Model-Specific Vulnerabilities:
- Evo 2: Most vulnerable for short sequences ( $l=15-20$ ), achieving >90% Levenshtein similarity. Performance drops for very short sequences ( $l=10$ ) due to causal padding effects in its architecture.
- NTv2: Highly vulnerable, with ~90% Levenshtein similarity for $l=10$ and ~57% for $l=100$ .
- DNABERT-2: Most resilient. Levenshtein similarity hovered around 0.46–0.47 (comparable to the Nearest Neighbour baseline) across all lengths.
Tokenization Impact: The resilience of DNABERT-2 is attributed to its BPE tokenization. Variable-length tokens introduce ambiguity; a single token-level error can cascade into insertions or deletions, disrupting the alignment of subsequent nucleotides.
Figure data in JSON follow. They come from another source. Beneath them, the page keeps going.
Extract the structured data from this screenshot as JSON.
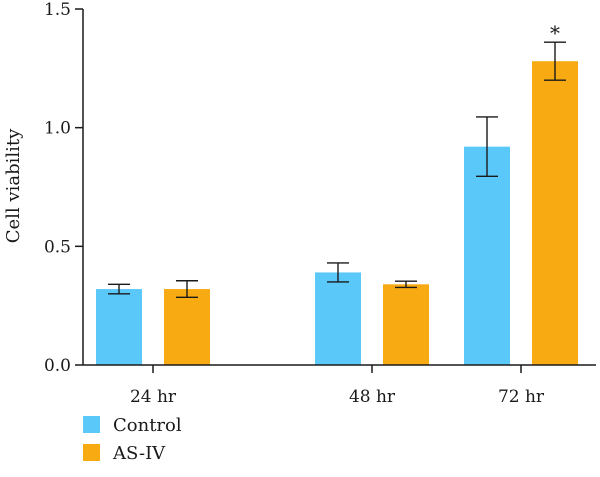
{
  "chart_data": {
    "type": "bar",
    "title": "",
    "xlabel": "",
    "ylabel": "Cell viability",
    "ylim": [
      0,
      1.5
    ],
    "yticks": [
      "0.0",
      "0.5",
      "1.0",
      "1.5"
    ],
    "categories": [
      "24 hr",
      "48 hr",
      "72 hr"
    ],
    "series": [
      {
        "name": "Control",
        "color": "#5BC8FA",
        "values": [
          0.32,
          0.39,
          0.92
        ],
        "errors": [
          0.02,
          0.04,
          0.125
        ]
      },
      {
        "name": "AS-IV",
        "color": "#F7AA12",
        "values": [
          0.32,
          0.34,
          1.28
        ],
        "errors": [
          0.035,
          0.013,
          0.08
        ]
      }
    ],
    "annotations": [
      {
        "text": "*",
        "category": "72 hr",
        "series": "AS-IV"
      }
    ],
    "grid": false,
    "legend": "bottom-left"
  }
}
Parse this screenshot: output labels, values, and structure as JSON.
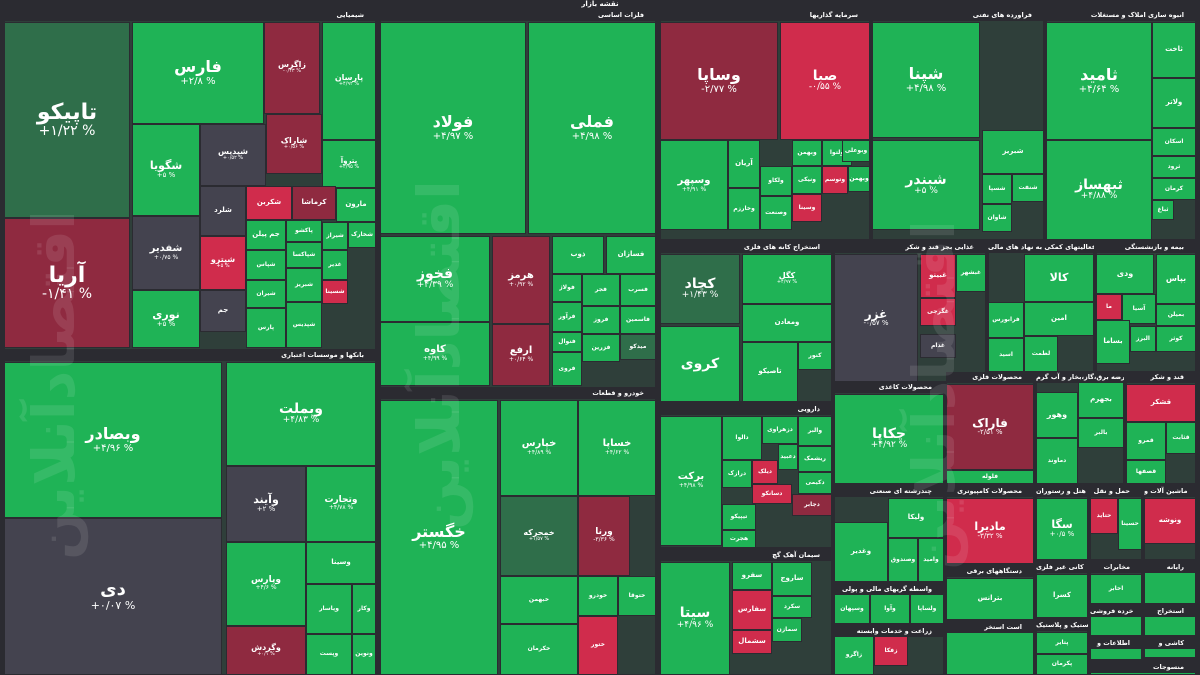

In contrast, Evo 2 and NTv2 use fixed-length tokenization, making the inversion mapping more deterministic.

C. Correlation as a Predictor

A strong Spearman correlation between pairwise Euclidean distances in embedding space and sequence similarity (Levenshtein distance) was found to be a key predictor of attack success.
Evo 2 showed the highest correlation (0.435 at $l=20$ ), aligning with its peak reconstruction performance. DNABERT-2 showed uniformly weak correlations ( $\leq 0.13$ ), explaining its resilience.

D. Generalization

Attacks trained on the hg38 reference genome generalized effectively to real patient data from the 1000 Genomes Project, confirming that the vulnerability is inherent to the embedding space, not an artifact of the reference genome.

4. Key Contributions

First Comprehensive Benchmark: The study provides the first systematic evaluation of privacy risks in DNA foundation model embeddings under EaaS settings.
Demonstration of Inversion Feasibility: It proves that even compact attack models can reconstruct sensitive genomic data from shared embeddings, particularly when per-token data is shared.
Tokenization as a Privacy Mechanism: The paper identifies tokenization strategy (specifically variable-length BPE vs. fixed-length) as a critical, previously overlooked factor in embedding privacy. BPE introduces structural ambiguity that hinders inversion.
Privacy-Utility Trade-off Analysis: It highlights a counter-intuitive finding: while shorter sequences contain less genomic content, they are easier to invert from mean-pooled embeddings, whereas longer sequences lose more positional information during pooling, offering slightly better (though still insufficient) protection.
Diagnostic Metric: Proposes the correlation between embedding distance and sequence similarity as a lightweight metric to assess privacy risk without running full inversion attacks.

5. Significance and Implications

Urgent Need for Privacy-Aware Design: The findings suggest that current EaaS practices for genomic data are insecure. Sharing per-token embeddings should be avoided entirely.
Re-evaluation of Mean-Pooling: While mean-pooling offers some protection, it is insufficient for short sequences or models with strong embedding-sequence correlations (like Evo 2 and NTv2).
Design Recommendations:
- Foundation model developers should consider tokenization strategies (e.g., BPE) as a potential implicit privacy defense.
- Deployment of genomic FMs requires additional privacy-preserving techniques (e.g., differential privacy, embedding perturbation) before widespread adoption in clinical or collaborative research settings.
Policy Impact: This work challenges the assumption that "embeddings are safe" and calls for rigorous privacy evaluations before genomic foundation models are deployed in shared service environments.